The query was sourced from this link .
This query retrieves information about table access methods, specifically focusing on the difference between sequential scans (seq_scan) and index scans (idx_scan).
It identifies tables where sequential scans are prevalent and suggests whether additional indexes may be needed.

Why It Matters

Query Performance: Monitoring index usage helps identify tables where sequential scans dominate, potentially indicating inefficient query execution plans. Creating or optimizing indexes for such tables can significantly improve query performance.
Resource Optimization: Indexes provide faster access paths to data compared to sequential scans, resulting in reduced resource consumption and improved overall database performance. Monitoring index usage ensures efficient resource utilization.
Identifying Missing Indexes: Tables with a high number of sequential scans relative to index scans may benefit from additional indexes. Monitoring index usage helps identify such tables and prompts further investigation into potential missing indexes.

7. Long running queries

Overview

Long-running queries can have a significant impact on database performance and user experience.
Monitoring and identifying these queries helps in optimizing database performance, preventing resource contention, and ensuring timely responses to user requests.

Query

SELECT pid, now() - pg_stat_activity.query_start AS duration, query 
FROM pg_stat_activity 
WHERE (now() - pg_stat_activity.query_start) > interval '5 minutes';

This query retrieves information about queries that have been running for more than 5 minutes (interval '5 minutes'). It includes the process ID (pid), the duration of the query (duration), and the query text (query).

Why It Matters

Performance Optimization: Monitoring long-running queries helps identify performance bottlenecks and inefficient query execution plans. Optimizing these queries can significantly improve overall database performance.
Resource Management: Long-running queries consume database resources such as CPU, memory, and I/O, potentially impacting other concurrent queries and user transactions. Identifying and optimizing these queries ensures efficient resource utilization.
User Experience: Timely response to user requests is crucial for a positive user experience.
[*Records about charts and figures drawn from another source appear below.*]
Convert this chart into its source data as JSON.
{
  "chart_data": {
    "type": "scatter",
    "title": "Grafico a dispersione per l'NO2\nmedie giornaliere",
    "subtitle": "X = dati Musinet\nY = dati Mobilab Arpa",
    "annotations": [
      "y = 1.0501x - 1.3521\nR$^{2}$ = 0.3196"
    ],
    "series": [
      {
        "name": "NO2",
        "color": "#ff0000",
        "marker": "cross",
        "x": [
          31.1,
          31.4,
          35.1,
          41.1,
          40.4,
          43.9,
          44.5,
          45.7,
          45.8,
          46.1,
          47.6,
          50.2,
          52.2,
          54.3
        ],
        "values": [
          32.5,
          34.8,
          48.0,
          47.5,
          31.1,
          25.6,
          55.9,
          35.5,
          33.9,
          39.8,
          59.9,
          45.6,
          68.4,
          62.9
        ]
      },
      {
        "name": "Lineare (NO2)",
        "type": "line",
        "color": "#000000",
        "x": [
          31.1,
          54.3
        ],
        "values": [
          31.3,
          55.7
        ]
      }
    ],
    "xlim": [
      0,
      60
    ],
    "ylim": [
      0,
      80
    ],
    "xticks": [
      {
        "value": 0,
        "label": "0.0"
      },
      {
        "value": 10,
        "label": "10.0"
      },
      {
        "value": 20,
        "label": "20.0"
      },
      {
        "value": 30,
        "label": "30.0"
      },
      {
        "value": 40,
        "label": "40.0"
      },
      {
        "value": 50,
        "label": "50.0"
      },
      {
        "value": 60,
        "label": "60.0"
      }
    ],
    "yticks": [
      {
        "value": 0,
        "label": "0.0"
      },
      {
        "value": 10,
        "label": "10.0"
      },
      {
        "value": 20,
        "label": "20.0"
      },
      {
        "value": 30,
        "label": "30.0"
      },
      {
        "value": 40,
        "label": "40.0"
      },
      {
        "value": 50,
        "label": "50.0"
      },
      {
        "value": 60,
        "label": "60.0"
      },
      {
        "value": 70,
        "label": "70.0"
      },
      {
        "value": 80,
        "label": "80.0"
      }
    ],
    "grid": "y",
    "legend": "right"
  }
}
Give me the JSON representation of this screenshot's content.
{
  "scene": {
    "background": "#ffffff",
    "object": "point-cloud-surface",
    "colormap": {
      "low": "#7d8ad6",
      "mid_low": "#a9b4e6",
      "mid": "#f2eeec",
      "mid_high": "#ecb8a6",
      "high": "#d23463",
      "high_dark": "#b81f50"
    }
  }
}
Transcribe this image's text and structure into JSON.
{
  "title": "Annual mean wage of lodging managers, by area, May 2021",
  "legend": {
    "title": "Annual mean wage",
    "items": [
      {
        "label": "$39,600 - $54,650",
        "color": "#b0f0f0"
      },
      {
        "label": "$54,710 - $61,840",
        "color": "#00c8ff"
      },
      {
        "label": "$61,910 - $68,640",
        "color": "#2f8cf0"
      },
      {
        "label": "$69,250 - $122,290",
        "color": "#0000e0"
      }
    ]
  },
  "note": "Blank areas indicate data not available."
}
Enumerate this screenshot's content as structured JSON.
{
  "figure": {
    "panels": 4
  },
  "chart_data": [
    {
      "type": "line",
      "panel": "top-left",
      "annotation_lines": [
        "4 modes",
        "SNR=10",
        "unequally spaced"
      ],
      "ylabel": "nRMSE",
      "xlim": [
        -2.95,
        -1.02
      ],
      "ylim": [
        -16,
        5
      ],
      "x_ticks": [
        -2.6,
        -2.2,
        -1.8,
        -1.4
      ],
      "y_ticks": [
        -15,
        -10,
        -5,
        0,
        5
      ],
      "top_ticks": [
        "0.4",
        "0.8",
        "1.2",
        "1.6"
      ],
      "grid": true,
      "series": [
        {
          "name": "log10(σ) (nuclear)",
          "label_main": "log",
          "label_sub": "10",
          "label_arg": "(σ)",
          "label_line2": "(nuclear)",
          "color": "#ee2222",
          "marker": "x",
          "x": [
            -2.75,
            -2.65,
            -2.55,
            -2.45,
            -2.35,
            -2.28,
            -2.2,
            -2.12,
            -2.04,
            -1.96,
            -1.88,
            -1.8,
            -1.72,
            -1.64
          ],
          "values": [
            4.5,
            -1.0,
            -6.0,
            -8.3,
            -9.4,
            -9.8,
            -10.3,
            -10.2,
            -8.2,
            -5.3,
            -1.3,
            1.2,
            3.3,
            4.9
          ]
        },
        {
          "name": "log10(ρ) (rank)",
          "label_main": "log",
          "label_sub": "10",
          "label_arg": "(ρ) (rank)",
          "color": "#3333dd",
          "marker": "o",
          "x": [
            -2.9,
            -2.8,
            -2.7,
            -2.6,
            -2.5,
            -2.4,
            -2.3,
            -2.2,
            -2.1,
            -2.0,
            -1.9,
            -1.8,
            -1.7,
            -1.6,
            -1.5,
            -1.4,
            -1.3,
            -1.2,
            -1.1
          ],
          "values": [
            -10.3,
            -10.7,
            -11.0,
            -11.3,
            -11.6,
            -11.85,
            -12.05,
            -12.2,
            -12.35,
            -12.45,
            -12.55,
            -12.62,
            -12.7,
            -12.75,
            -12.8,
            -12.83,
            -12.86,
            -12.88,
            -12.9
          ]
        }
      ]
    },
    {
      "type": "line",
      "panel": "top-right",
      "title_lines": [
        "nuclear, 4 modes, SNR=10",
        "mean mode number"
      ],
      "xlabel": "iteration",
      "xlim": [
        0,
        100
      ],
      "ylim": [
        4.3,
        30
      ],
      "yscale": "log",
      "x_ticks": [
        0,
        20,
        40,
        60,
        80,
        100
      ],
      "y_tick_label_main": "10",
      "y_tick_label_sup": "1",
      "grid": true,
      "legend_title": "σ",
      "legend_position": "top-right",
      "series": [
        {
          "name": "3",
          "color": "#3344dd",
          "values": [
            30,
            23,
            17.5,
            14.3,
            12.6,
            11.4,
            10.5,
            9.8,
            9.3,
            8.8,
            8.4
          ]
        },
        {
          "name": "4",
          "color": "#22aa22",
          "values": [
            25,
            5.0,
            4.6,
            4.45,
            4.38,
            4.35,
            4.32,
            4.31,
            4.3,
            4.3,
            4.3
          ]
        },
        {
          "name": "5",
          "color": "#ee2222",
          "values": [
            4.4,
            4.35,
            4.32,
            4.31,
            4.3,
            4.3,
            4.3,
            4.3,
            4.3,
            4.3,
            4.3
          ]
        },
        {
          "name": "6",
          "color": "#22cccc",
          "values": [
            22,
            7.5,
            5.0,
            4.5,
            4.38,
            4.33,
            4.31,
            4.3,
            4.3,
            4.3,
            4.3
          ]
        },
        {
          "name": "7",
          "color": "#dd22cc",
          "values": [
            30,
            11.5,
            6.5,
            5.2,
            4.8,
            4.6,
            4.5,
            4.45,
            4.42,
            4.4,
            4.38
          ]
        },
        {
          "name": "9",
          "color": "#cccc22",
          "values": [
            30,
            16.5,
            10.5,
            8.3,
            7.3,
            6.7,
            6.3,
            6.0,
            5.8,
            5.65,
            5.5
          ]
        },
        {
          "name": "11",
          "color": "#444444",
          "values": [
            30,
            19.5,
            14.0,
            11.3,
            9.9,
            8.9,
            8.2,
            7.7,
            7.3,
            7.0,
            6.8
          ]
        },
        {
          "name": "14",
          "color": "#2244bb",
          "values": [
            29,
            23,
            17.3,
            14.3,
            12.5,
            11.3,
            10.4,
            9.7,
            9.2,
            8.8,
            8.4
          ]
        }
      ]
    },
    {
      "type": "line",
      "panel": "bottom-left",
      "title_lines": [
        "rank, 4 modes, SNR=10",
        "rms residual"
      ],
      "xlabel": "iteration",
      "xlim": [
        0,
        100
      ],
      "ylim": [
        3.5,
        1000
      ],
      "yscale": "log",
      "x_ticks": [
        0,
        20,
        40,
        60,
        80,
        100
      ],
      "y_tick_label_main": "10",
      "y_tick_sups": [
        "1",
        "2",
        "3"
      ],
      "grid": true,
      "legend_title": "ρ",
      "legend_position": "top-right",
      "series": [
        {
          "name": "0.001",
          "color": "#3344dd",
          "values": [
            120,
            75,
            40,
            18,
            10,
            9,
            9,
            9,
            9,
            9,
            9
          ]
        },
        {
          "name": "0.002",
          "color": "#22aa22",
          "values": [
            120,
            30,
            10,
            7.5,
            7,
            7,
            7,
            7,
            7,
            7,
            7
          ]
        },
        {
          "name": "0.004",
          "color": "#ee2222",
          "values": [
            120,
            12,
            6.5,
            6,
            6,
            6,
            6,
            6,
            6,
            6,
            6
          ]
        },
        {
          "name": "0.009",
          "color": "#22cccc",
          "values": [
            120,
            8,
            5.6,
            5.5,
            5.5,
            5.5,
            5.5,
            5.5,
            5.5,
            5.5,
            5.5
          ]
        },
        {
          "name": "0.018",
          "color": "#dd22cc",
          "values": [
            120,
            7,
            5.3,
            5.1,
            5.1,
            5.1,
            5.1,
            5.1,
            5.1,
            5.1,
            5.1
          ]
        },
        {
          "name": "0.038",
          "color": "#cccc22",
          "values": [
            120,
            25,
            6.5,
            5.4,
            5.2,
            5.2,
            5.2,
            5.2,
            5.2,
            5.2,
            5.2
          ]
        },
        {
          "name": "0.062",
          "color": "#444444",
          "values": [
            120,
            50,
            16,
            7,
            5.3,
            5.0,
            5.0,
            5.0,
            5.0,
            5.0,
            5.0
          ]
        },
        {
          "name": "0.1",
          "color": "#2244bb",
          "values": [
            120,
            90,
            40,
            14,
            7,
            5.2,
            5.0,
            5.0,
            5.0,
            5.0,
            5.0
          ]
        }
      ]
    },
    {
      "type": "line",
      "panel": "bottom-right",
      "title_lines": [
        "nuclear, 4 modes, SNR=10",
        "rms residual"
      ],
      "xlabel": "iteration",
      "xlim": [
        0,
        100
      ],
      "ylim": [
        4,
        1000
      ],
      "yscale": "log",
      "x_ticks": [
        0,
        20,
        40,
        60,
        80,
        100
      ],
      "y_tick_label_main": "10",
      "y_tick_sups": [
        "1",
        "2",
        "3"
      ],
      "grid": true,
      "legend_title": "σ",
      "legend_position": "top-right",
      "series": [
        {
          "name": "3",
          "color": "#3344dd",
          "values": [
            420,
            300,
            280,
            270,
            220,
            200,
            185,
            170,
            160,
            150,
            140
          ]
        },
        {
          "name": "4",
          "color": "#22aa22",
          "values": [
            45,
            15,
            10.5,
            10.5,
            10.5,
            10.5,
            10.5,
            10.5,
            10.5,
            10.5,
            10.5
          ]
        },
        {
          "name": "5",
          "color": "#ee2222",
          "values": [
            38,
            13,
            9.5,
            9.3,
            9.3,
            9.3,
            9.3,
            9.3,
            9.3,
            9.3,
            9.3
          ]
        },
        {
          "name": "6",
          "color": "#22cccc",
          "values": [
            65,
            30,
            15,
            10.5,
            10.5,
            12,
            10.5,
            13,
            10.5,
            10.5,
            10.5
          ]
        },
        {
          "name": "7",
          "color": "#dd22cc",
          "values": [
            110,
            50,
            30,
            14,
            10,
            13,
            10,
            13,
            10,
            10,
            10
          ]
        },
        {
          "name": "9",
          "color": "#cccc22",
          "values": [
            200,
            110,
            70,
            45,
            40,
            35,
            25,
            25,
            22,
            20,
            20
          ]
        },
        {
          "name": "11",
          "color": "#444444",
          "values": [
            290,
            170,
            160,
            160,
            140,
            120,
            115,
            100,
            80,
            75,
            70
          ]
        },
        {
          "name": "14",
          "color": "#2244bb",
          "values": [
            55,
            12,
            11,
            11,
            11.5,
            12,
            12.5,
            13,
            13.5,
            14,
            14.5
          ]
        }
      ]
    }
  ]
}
Monitoring long-running queries allows for timely intervention and optimization to ensure optimal response times and user satisfaction.

8. Transaction IDs

Overview

*Transaction IDs - (*XIDs) in PostgreSQL are identifiers assigned to transactions for managing database concurrency and ensuring data consistency.
Monitoring transaction IDs and addressing the transaction wraparound issue is crucial for maintaining database stability and preventing downtime.

Query

SELECT datname, age(datfrozenxid) AS xid_age, datfrozenxid FROM pg_database;

The query was sourced from this link .
This query retrieves information about databases, including the database name (datname), the age of the oldest transaction ID (xid_age), and the frozen transaction ID (datfrozenxid), which is used to determine when transaction wraparound may occur.

Why It Matters

Transaction Wraparound: Transaction wraparound occurs when transaction IDs reach the maximum value and wrap around to the beginning, potentially causing database downtime. Monitoring transaction IDs and addressing the wraparound issue is crucial for preventing this scenario.
Database Stability: Transaction wraparound can lead to database instability and downtime, impacting business operations and user experience. Proactive monitoring and mitigation of transaction wraparound issues ensure database stability and uninterrupted service.
Preventive Measures: Regular monitoring of transaction IDs allows database administrators to take preventive measures such as performing regular vacuuming and ensuring sufficient headroom for transaction IDs to prevent wraparound.